Contrail avoidance promises to be a near-term solution for mitigating part of aviation’s climate impact [1]. Atmospheric regions that allow for contrails to form and persist have been shown to be horizontally wide but vertically thin [2], motivating the idea that small vertical deviations are sufficient for avoiding the most impactful contrails [1]. Nonetheless, the concept of contrail avoidance relies on skillful forecasts of the regions where contrails will form and persist. Recent comparisons of NWP data and humidity measurements and contrail observations show that the prediction of contrail persistence is problematic [3,4]. Since simulation studies that have previously investigated contrail avoidance have assumed the prediction of these regions to be correct [1], real-world contrail avoidance strategies may be less effective than thought previously [4]. There is thus a need to both understand and improve the performance of prediction methods that could be utilized for contrail avoidance.

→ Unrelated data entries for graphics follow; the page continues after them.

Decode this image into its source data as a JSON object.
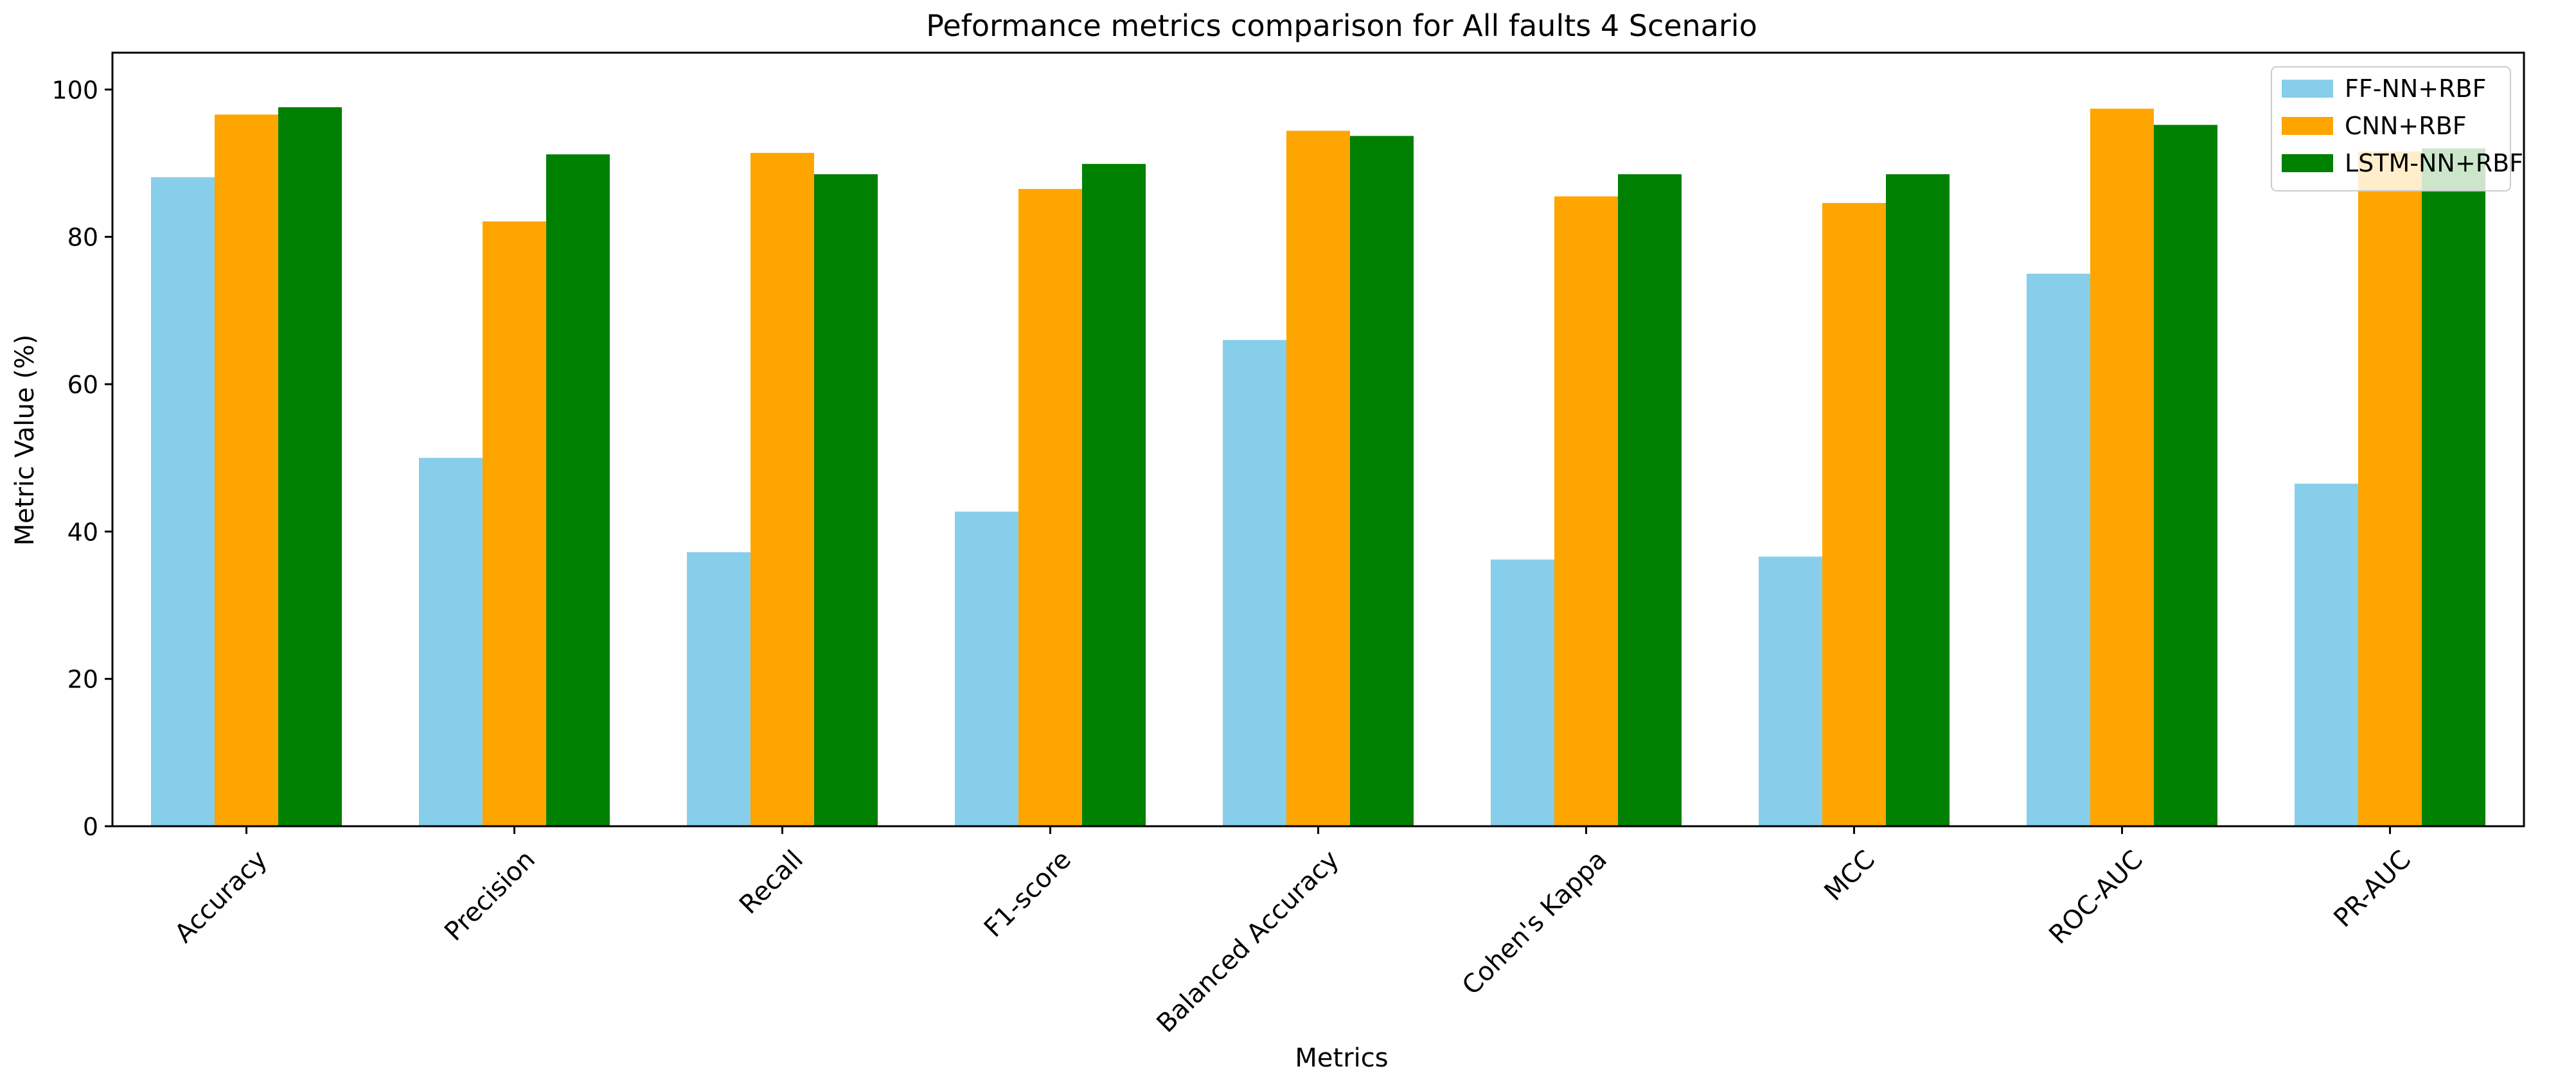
{
  "chart_data": {
    "type": "bar",
    "title": "Peformance metrics comparison for All faults 4 Scenario",
    "xlabel": "Metrics",
    "ylabel": "Metric Value (%)",
    "ylim": [
      0,
      105
    ],
    "yticks": [
      0,
      20,
      40,
      60,
      80,
      100
    ],
    "grid": false,
    "legend_position": "top-right",
    "categories": [
      "Accuracy",
      "Precision",
      "Recall",
      "F1-score",
      "Balanced Accuracy",
      "Cohen's Kappa",
      "MCC",
      "ROC-AUC",
      "PR-AUC"
    ],
    "series": [
      {
        "name": "FF-NN+RBF",
        "color": "#87ceeb",
        "values": [
          88.1,
          50.0,
          37.2,
          42.7,
          66.0,
          36.2,
          36.6,
          75.0,
          46.5
        ]
      },
      {
        "name": "CNN+RBF",
        "color": "#ffa500",
        "values": [
          96.6,
          82.1,
          91.4,
          86.5,
          94.4,
          85.5,
          84.6,
          97.4,
          91.6
        ]
      },
      {
        "name": "LSTM-NN+RBF",
        "color": "#008000",
        "values": [
          97.6,
          91.2,
          88.5,
          89.9,
          93.7,
          88.5,
          88.5,
          95.2,
          92.0
        ]
      }
    ]
  }
}
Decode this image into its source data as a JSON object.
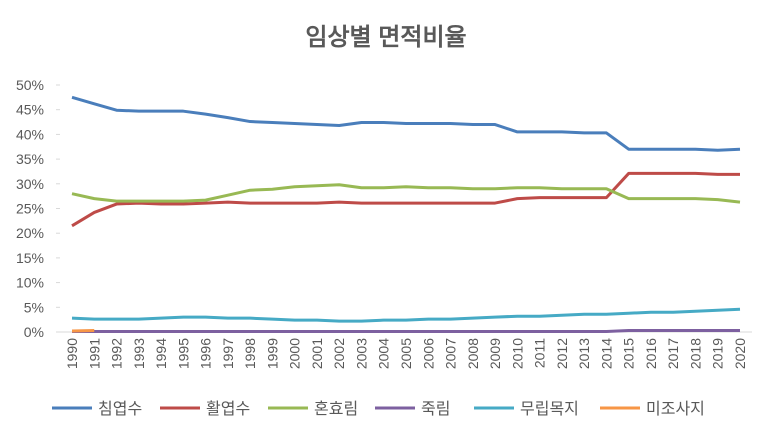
{
  "chart_data": {
    "type": "line",
    "title": "임상별 면적비율",
    "categories": [
      "1990",
      "1991",
      "1992",
      "1993",
      "1994",
      "1995",
      "1996",
      "1997",
      "1998",
      "1999",
      "2000",
      "2001",
      "2002",
      "2003",
      "2004",
      "2005",
      "2006",
      "2007",
      "2008",
      "2009",
      "2010",
      "2011",
      "2012",
      "2013",
      "2014",
      "2015",
      "2016",
      "2017",
      "2018",
      "2019",
      "2020"
    ],
    "ylim": [
      0,
      50
    ],
    "yticks": [
      {
        "value": 0,
        "label": "0%"
      },
      {
        "value": 5,
        "label": "5%"
      },
      {
        "value": 10,
        "label": "10%"
      },
      {
        "value": 15,
        "label": "15%"
      },
      {
        "value": 20,
        "label": "20%"
      },
      {
        "value": 25,
        "label": "25%"
      },
      {
        "value": 30,
        "label": "30%"
      },
      {
        "value": 35,
        "label": "35%"
      },
      {
        "value": 40,
        "label": "40%"
      },
      {
        "value": 45,
        "label": "45%"
      },
      {
        "value": 50,
        "label": "50%"
      }
    ],
    "legend": "bottom",
    "series": [
      {
        "name": "침엽수",
        "color": "#4a7ebb",
        "values": [
          47.5,
          46.2,
          44.9,
          44.7,
          44.7,
          44.7,
          44.1,
          43.4,
          42.6,
          42.4,
          42.2,
          42.0,
          41.8,
          42.4,
          42.4,
          42.2,
          42.2,
          42.2,
          42.0,
          42.0,
          40.5,
          40.5,
          40.5,
          40.3,
          40.3,
          37.0,
          37.0,
          37.0,
          37.0,
          36.8,
          37.0
        ]
      },
      {
        "name": "활엽수",
        "color": "#be4b48",
        "values": [
          21.5,
          24.2,
          25.9,
          26.1,
          25.9,
          25.9,
          26.1,
          26.3,
          26.1,
          26.1,
          26.1,
          26.1,
          26.3,
          26.1,
          26.1,
          26.1,
          26.1,
          26.1,
          26.1,
          26.1,
          27.0,
          27.2,
          27.2,
          27.2,
          27.2,
          32.1,
          32.1,
          32.1,
          32.1,
          31.9,
          31.9
        ]
      },
      {
        "name": "혼효림",
        "color": "#98b954",
        "values": [
          28.0,
          27.0,
          26.5,
          26.5,
          26.5,
          26.5,
          26.7,
          27.7,
          28.7,
          28.9,
          29.4,
          29.6,
          29.8,
          29.2,
          29.2,
          29.4,
          29.2,
          29.2,
          29.0,
          29.0,
          29.2,
          29.2,
          29.0,
          29.0,
          29.0,
          27.0,
          27.0,
          27.0,
          27.0,
          26.8,
          26.3
        ]
      },
      {
        "name": "죽림",
        "color": "#7d60a0",
        "values": [
          0.1,
          0.1,
          0.1,
          0.1,
          0.1,
          0.1,
          0.1,
          0.1,
          0.1,
          0.1,
          0.1,
          0.1,
          0.1,
          0.1,
          0.1,
          0.1,
          0.1,
          0.1,
          0.1,
          0.1,
          0.1,
          0.1,
          0.1,
          0.1,
          0.1,
          0.3,
          0.3,
          0.3,
          0.3,
          0.3,
          0.3
        ]
      },
      {
        "name": "무립목지",
        "color": "#46aac5",
        "values": [
          2.8,
          2.6,
          2.6,
          2.6,
          2.8,
          3.0,
          3.0,
          2.8,
          2.8,
          2.6,
          2.4,
          2.4,
          2.2,
          2.2,
          2.4,
          2.4,
          2.6,
          2.6,
          2.8,
          3.0,
          3.2,
          3.2,
          3.4,
          3.6,
          3.6,
          3.8,
          4.0,
          4.0,
          4.2,
          4.4,
          4.6
        ]
      },
      {
        "name": "미조사지",
        "color": "#f79646",
        "values": [
          0.2,
          0.3,
          null,
          null,
          null,
          null,
          null,
          null,
          null,
          null,
          null,
          null,
          null,
          null,
          null,
          null,
          null,
          null,
          null,
          null,
          null,
          null,
          null,
          null,
          null,
          null,
          null,
          null,
          null,
          null,
          null
        ]
      }
    ]
  }
}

Previous work has [5] has resulted in a dataset of over 3000 contrail cross-sections found in CALIOP LIDAR data, obtained by collocating contrails detected using GOES-16 imagery [6]. We have now developed an algorithm that finds the location where an aircraft’s exhaust plume intersects CALIOP data. This allows us to estimate which contrail cross-section corresponds to which flight, as well as estimate which flights did not form a persistent contrail. The resulting dataset is used for the evaluation of existing forecast methods that rely on numerical weather prediction data, as well as a nowcasting algorithm that relies on contrail detections and altitude estimates from GOES-16 data [5,6].

This new forecast evaluation dataset and method can be used to better understand the limitations of existing approaches and enable the development of improved techniques for persistent contrail prediction.

References:

[1] Teoh, R., Schumann, U., Majumdar, A., and Stettler, M. E. Mitigating the climate forcing of aircraft contrails by small-scale diversions and technology adoption. Environmental science & technology, 54(5):2941–2950, 2020.

[2] Gierens K., Spichtinger, P. and Schumann, U. Ice Supersaturation, In Atmospheric Physics. Background—Methods—Trends; Schumann, U., Ed.; Springer: Heidelberg, Germany, 2012; Chapter 9; pp. 135–150.

[3] Gierens, K.; Matthes, S.; Rohs, S. How Well Can Persistent Contrails Be Predicted? Aerospace 2020, 7, 169.

[4] Geraedts S,. Brand E., Dean T., Eastham S.D., Elkin C., Engberg Z., Hager U., Langmore I., McCloskey K., Ng J.Y., Platt J.C. A scalable system to measure contrail formation on a per-flight basis. Environmental Research Communications. 2023

[5] Meijer V.R., Eastham S.D., Barrett S.R. Contrail Height Estimation Using Geostationary Satellite Imagery. AGU23. 2023.

[6] Meijer V., Kulik L, Eastham S.D., Allroggen F., Speth R.L., Karaman S., Barrett S.R. Contrail coverage over the United States before and during the COVID-19 pandemic. Environmental Research Letters. 2022.